3

I am fairly new to Great Expectations - and have a question. Essentially I have a PostgreSQL database, and every time I run my data pipeline, i want to validate a specific subset of the PostgreSQL table based off some key. Eg: If the data pipeline is run every day, the would be a field called current_batch. And the validation would occur for the below query:

SELECT * FROM jobs WHERE current_batch = <input_batch>.

I am unsure the best way to complete this. I am a using v3-api of great expectations and am a bit confused as to whether to use a checkpoint, or a validator. I assume I want to use a checkpoint but I can't seem to figure out how to create a checkpoint, but then only validate a specific subset of the PostgreSQL datasource.

Any help or guidance would be much appreciated.

Thanks,

adan11
  • 647
  • 1
  • 7
  • 24

4 Answers4

1

I completely understand your confusion because I am working with GE too and the documentation is not really clear.

First of all "Validators" are now called "Checkpoints", so they are not a different entity, as you can read here.

I am working on an Oracle database and the only way I found to apply a query before testing my data with expectations is to put the query inside the checkpoint.

To create a checkpoint you should run the great_expectations checkpoint new command from your terminal. After creating it, you should add the "query" field inside the .yml file that is your checkpoint.

Below you can see a snippet of a checkpoint I am working with. When I want to validate my data, I run the command great_expectations checkpoint run check1

name: check1
module_name: great_expectations.checkpoint
class_name: LegacyCheckpoint
batches:
  - batch_kwargs:
      table: pso
      schema: test
      query: SELECT p AS c,

             [ ... ]

       AND    lsr = c)

      datasource: my_database
      data_asset_name: test.pso

    expectation_suite_names:
      - exp_suite1

Hope this helps! Feel free to ask if you have any doubts :)

Lorenzo
  • 180
  • 8
  • 1
    Isn't your answer based on V2 though? From what I see the way to initialize v3 Checkpoint is `great_expectations --v3-api checkpoint new my_checkpoint` – sirVir Nov 15 '21 at 11:55
  • 1
    Yes, you are righ, but it works the same way. I tried with both the commands and the results are identical. @sirVir – Lorenzo Nov 24 '21 at 10:37
1

for current GE V3 API your checkpoint config file with SQL SELECT might look like this, tested for GE v0.16.1: (example for snowflake, \n in SQL due to conversion from multiline python variable)

name: trial.sf_chkpoint
config_version: 1.0
template_name:
module_name: great_expectations.checkpoint
class_name: Checkpoint
run_name_template: Full
expectation_suite_name:
batch_request: {}
action_list:
  - name: store_validation_result
    action:
      class_name: StoreValidationResultAction
  - name: store_evaluation_params
    action:
      class_name: StoreEvaluationParametersAction
  - name: update_data_docs
    action:
      class_name: UpdateDataDocsAction
evaluation_parameters: {}
runtime_configuration: {}
validations:
  - batch_request:
      datasource_name: sflake_trial
      data_connector_name: default_runtime_data_connector_name
      data_asset_name: DW.table_name
      runtime_parameters:
        query: "\nSELECT * \nfrom testdb.public.customer_demographics \nLIMIT 10000\n"
      batch_identifiers:
        default_identifier_name: default_identifier
    expectation_suite_name: trial.sf
profilers: []
ge_cloud_id:
expectation_suite_ge_cloud_id:
alex
  • 11
  • 3
0

I managed this using Views (in Postgres). Before running GE, I create (or replace the existing) view as a query with all necessary joins, filtering, aggregations, etc. And then specify the name of this view in GE checkpoints.

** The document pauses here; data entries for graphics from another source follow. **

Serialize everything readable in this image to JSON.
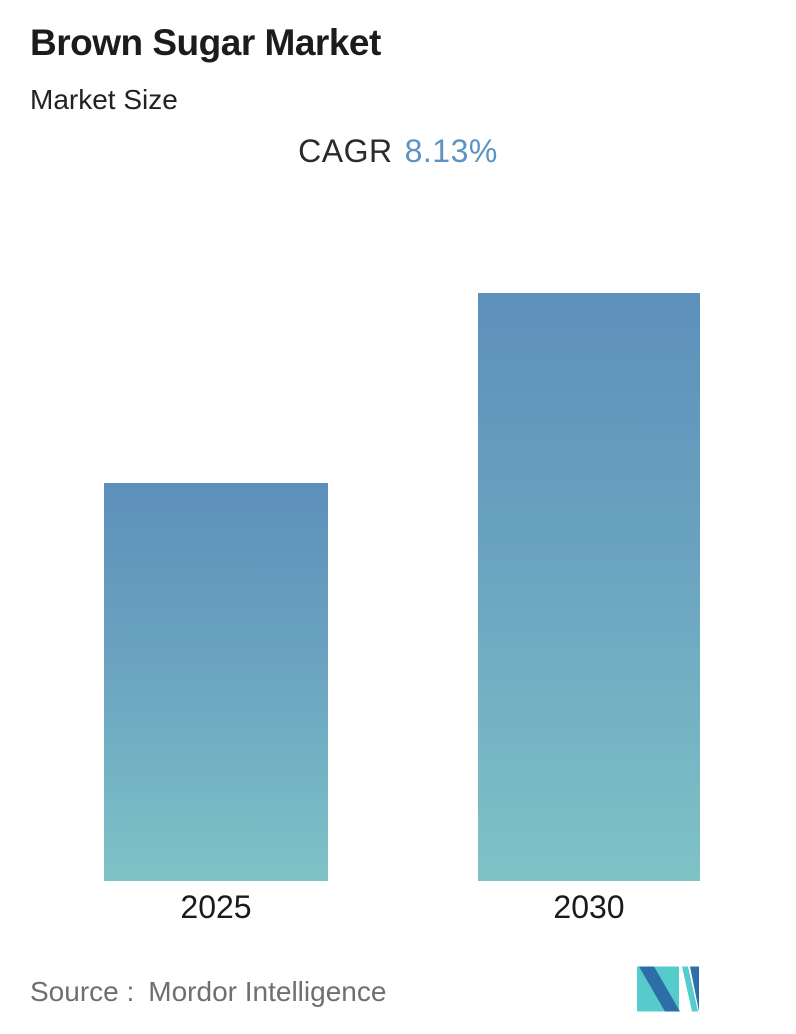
{
  "header": {
    "title": "Brown Sugar Market",
    "subtitle": "Market Size",
    "cagr_label": "CAGR",
    "cagr_value": "8.13%"
  },
  "chart_data": {
    "type": "bar",
    "title": "Brown Sugar Market",
    "subtitle": "Market Size",
    "annotation": {
      "label": "CAGR",
      "value": "8.13%",
      "cagr_pct": 8.13
    },
    "categories": [
      "2025",
      "2030"
    ],
    "values": [
      0.677,
      1.0
    ],
    "values_note": "No y-axis, gridlines or data labels shown; values are bar heights relative to the 2030 bar (ratio matches 1/1.0813^5 for 8.13% CAGR over 2025-2030)",
    "xlabel": "",
    "ylabel": "",
    "y_axis_shown": false,
    "gridlines": false,
    "legend": "none",
    "bar_gradient_top": "#5d90bb",
    "bar_gradient_bottom": "#7fc2c6"
  },
  "footer": {
    "source_label": "Source :",
    "source_value": "Mordor Intelligence",
    "logo": "mordor-intelligence-logo"
  },
  "colors": {
    "background": "#ffffff",
    "title_text": "#1c1c1c",
    "cagr_value_text": "#5b93c4",
    "axis_label_text": "#1a1a1a",
    "source_text": "#6f6f6f",
    "bar_gradient_top": "#5d90bb",
    "bar_gradient_bottom": "#7fc2c6",
    "logo_blue": "#2d6da8",
    "logo_teal": "#55cccb"
  }
}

Yes, it is not the ideal solution. I would rather use a query in checkpoints too. But as a workaround, it covers all my cases.

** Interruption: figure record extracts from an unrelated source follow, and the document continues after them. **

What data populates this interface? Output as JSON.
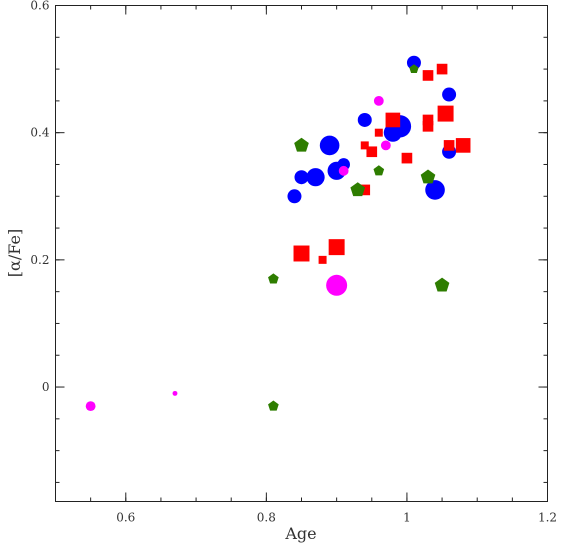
{
  "chart_data": {
    "type": "scatter",
    "title": "",
    "xlabel": "Age",
    "ylabel": "[α/Fe]",
    "xlim": [
      0.5,
      1.2
    ],
    "ylim": [
      -0.18,
      0.6
    ],
    "grid": false,
    "x_ticks": [
      0.6,
      0.8,
      1,
      1.2
    ],
    "x_tick_labels": [
      "0.6",
      "0.8",
      "1",
      "1.2"
    ],
    "x_minor_step": 0.05,
    "y_ticks": [
      0,
      0.2,
      0.4,
      0.6
    ],
    "y_tick_labels": [
      "0",
      "0.2",
      "0.4",
      "0.6"
    ],
    "y_minor_step": 0.05,
    "series": [
      {
        "marker": "circle",
        "color": "#0000ff",
        "points": [
          {
            "x": 1.01,
            "y": 0.51,
            "size": 1.0
          },
          {
            "x": 1.06,
            "y": 0.46,
            "size": 1.0
          },
          {
            "x": 0.94,
            "y": 0.42,
            "size": 1.0
          },
          {
            "x": 0.99,
            "y": 0.41,
            "size": 1.6
          },
          {
            "x": 0.98,
            "y": 0.4,
            "size": 1.3
          },
          {
            "x": 0.89,
            "y": 0.38,
            "size": 1.4
          },
          {
            "x": 1.06,
            "y": 0.37,
            "size": 1.0
          },
          {
            "x": 0.91,
            "y": 0.35,
            "size": 0.9
          },
          {
            "x": 0.9,
            "y": 0.34,
            "size": 1.3
          },
          {
            "x": 0.85,
            "y": 0.33,
            "size": 1.0
          },
          {
            "x": 0.87,
            "y": 0.33,
            "size": 1.3
          },
          {
            "x": 1.04,
            "y": 0.31,
            "size": 1.4
          },
          {
            "x": 0.84,
            "y": 0.3,
            "size": 1.0
          }
        ]
      },
      {
        "marker": "square",
        "color": "#ff0000",
        "points": [
          {
            "x": 1.05,
            "y": 0.5,
            "size": 0.8
          },
          {
            "x": 1.03,
            "y": 0.49,
            "size": 0.8
          },
          {
            "x": 1.055,
            "y": 0.43,
            "size": 1.2
          },
          {
            "x": 0.98,
            "y": 0.42,
            "size": 1.1
          },
          {
            "x": 1.03,
            "y": 0.42,
            "size": 0.8
          },
          {
            "x": 1.03,
            "y": 0.41,
            "size": 0.8
          },
          {
            "x": 0.96,
            "y": 0.4,
            "size": 0.6
          },
          {
            "x": 0.94,
            "y": 0.38,
            "size": 0.6
          },
          {
            "x": 1.06,
            "y": 0.38,
            "size": 0.8
          },
          {
            "x": 1.08,
            "y": 0.38,
            "size": 1.1
          },
          {
            "x": 0.95,
            "y": 0.37,
            "size": 0.8
          },
          {
            "x": 1.0,
            "y": 0.36,
            "size": 0.8
          },
          {
            "x": 0.94,
            "y": 0.31,
            "size": 0.8
          },
          {
            "x": 0.9,
            "y": 0.22,
            "size": 1.2
          },
          {
            "x": 0.85,
            "y": 0.21,
            "size": 1.2
          },
          {
            "x": 0.88,
            "y": 0.2,
            "size": 0.6
          }
        ]
      },
      {
        "marker": "circle",
        "color": "#ff00ff",
        "points": [
          {
            "x": 0.96,
            "y": 0.45,
            "size": 0.7
          },
          {
            "x": 0.97,
            "y": 0.38,
            "size": 0.7
          },
          {
            "x": 0.91,
            "y": 0.34,
            "size": 0.7
          },
          {
            "x": 0.9,
            "y": 0.16,
            "size": 1.5
          },
          {
            "x": 0.55,
            "y": -0.03,
            "size": 0.7
          },
          {
            "x": 0.67,
            "y": -0.01,
            "size": 0.35
          }
        ]
      },
      {
        "marker": "pentagon",
        "color": "#2e7d00",
        "points": [
          {
            "x": 1.01,
            "y": 0.5,
            "size": 0.7
          },
          {
            "x": 0.85,
            "y": 0.38,
            "size": 1.1
          },
          {
            "x": 0.96,
            "y": 0.34,
            "size": 0.8
          },
          {
            "x": 1.03,
            "y": 0.33,
            "size": 1.1
          },
          {
            "x": 0.93,
            "y": 0.31,
            "size": 1.1
          },
          {
            "x": 0.81,
            "y": 0.17,
            "size": 0.8
          },
          {
            "x": 1.05,
            "y": 0.16,
            "size": 1.1
          },
          {
            "x": 0.81,
            "y": -0.03,
            "size": 0.8
          }
        ]
      }
    ]
  }
}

Let's have view like this:

CREATE OR REPLACE VIEW table_to_check_1_today AS
SELECT * FROM initial_table
WHERE dt = current_date;

And checkpoint be configured something like this:

name: my_task.my_check
config_version: 1.0
validations:
- expectation_suite_name: my_task.my_suite
  batch_request:
    datasource_name: my_datasource
    data_connector_name: default_inferred_data_connector_name
    data_asset_name: table_to_check_1_today

Ramil Gataullin
  • 131
  • 2
  • 5
0

Yes, a view can be created using the "current_date" - and the checkpoint can simply run the view. However, this would mean that the variable (current_date) is stored in the database - which may not be desirable; you might want to run the query in the checkpoint for a different date - which could be coming from a environment variable or elsewhere - to the CLI or python/notebook

Yet to find a solution where we can substitute a string in the checkpoint query; using a config variable from the file is a very static way - there may be different checkpoints running for different dates.